Pero su amor por el baloncesto le llegó tarde. En Alicante practicó durante años el balonmano y cuando llegó a Inglaterra con su familia empezó a jugar al rugby hasta que descubrió el baloncesto. "Fue hace tres años. Empecé de forma autodidacta, jugando en canchas del barrio todo el día. Además, he tenido la suerte de conocer muy buenos jugadores y entrenadores que me han ayudado mucho".
Su rápida progresión, llamó la atención de equipos locales hasta convertirse en una de las grandes estrellas de su liga, considerada el paso previo a las competiciones profesionales, donde juega con los Cambridge Cats. "Mi récord anotación es 57 puntos, pero en muchos partidos he pasado de los 40".
Con su 1,94 metros de altura, Nicolás juega de base y escolta y destaca por su facilidad de penetración a canasta y el tiro a distancia. Unas características que le han llevado a jugar también en otras dos ligas, además de entrar en la órbita de la Federación Española de Baloncesto, que les han pedido sus estadísticas y vídeos con sus mejores jugadas. "Mi sueño sería jugar con el Real Madrid o el Barcelona en la Euroliga"
Una vida nómada
La vida de Nicolás y su familia nada tiene que envidiar a su curiosa historia deportiva. Sus padres, María Estela y Juan Alberto, dos Policías Locales de Mutxamel (Alicante), son dos apasionados de los viajes. "Por nuestros trabajos tenemos bastantes libranzas y viajábamos mucho y cada vez queríamos más y más, con viajes más largos. Vivíamos una doble vida, la de la rutina de estar en casa y la de nuestros viajes, más minimalistas y alternativos", cuenta María Estela Leiva.

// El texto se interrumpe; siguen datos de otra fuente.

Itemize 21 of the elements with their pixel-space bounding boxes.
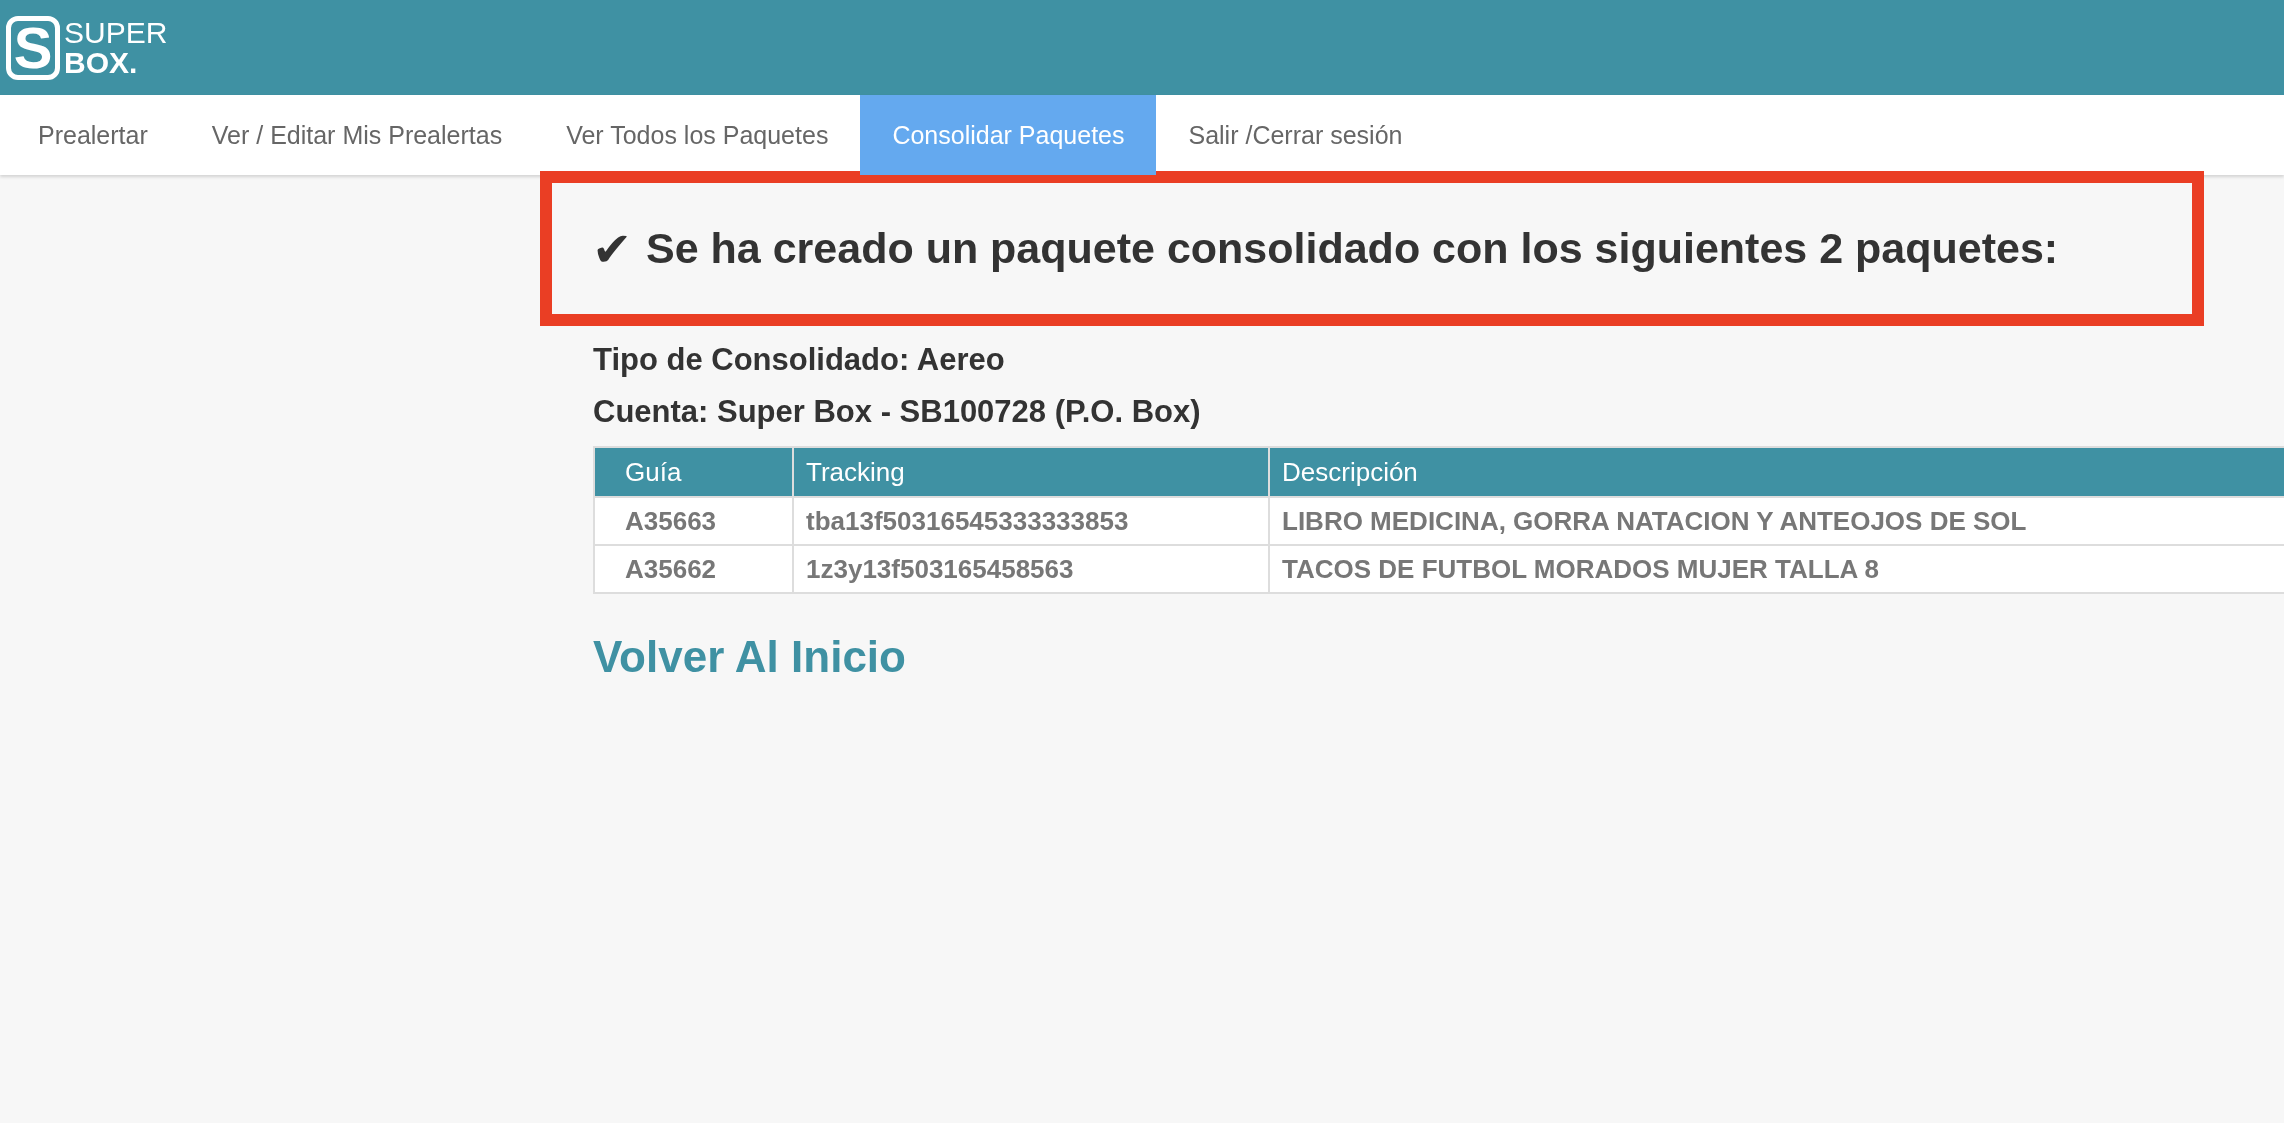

Después de mucho pensarlo, decidieron poner en alquiler su casa, vender el resto de sus posesiones, pedir una excedencia y hacer una vida nómada junto con sus hijos Nicolás y Violeta, que en aquel entonces tenían 11 y 9 años. "No queríamos que se educaran en un único entorno, con una única cultura. Al final queríamos que vieran otros mundos, otras formas de vida y nuestros hijos no lo agradecen continuamente. Son dos niños muy maduros, con mucha curiosidad y lo siguen manteniendo ".
Su primera parada fue Inglaterra para que sus hijos aprendieran inglés y les pillo el Covid, lo que les obligó a alargar su estancia allí más de un año. Cuando las restricciones comenzaron a decaer, empezaron a viajar por todo el mundo. "No podíamos elegir porque todavía había fronteras cerradas".
Empezaron por Marruecos y de ahí fueron a Tanzania o Zanzíbar, hasta que dieron el salto a América, donde recorrieron México y Estados Unidos. "Agotábamos el tiempo que se podía estar en los países sin visa. Viajábamos sin prisa, conociendo la cultura de cada país", explica.
Ya de vuelta en Europa visitaron diferentes países hasta que decidieron regresar a Inglaterra. "Fue nuestro hijo Nicolás el que quiso volver a Inglaterra para tener una vida más estable".
Ahora María Estela dedica su vida a sus hijos. "Les acompaño en sus estudios y en la carrera de Nicolás como jugador de baloncesto y de mi hija Violeta como cantante". Mientras, su marido Juan Alberto se ha reincorporado a su trabajo como Policía Local en Mutxamel, aunque viaja continuamente a Inglaterra para estar con la familia. "Hemos decidido seguir en Inglaterra porque pensamos que nuestros hijos tienen aquí más posibilidades de futuro que en España", asegura María Estela.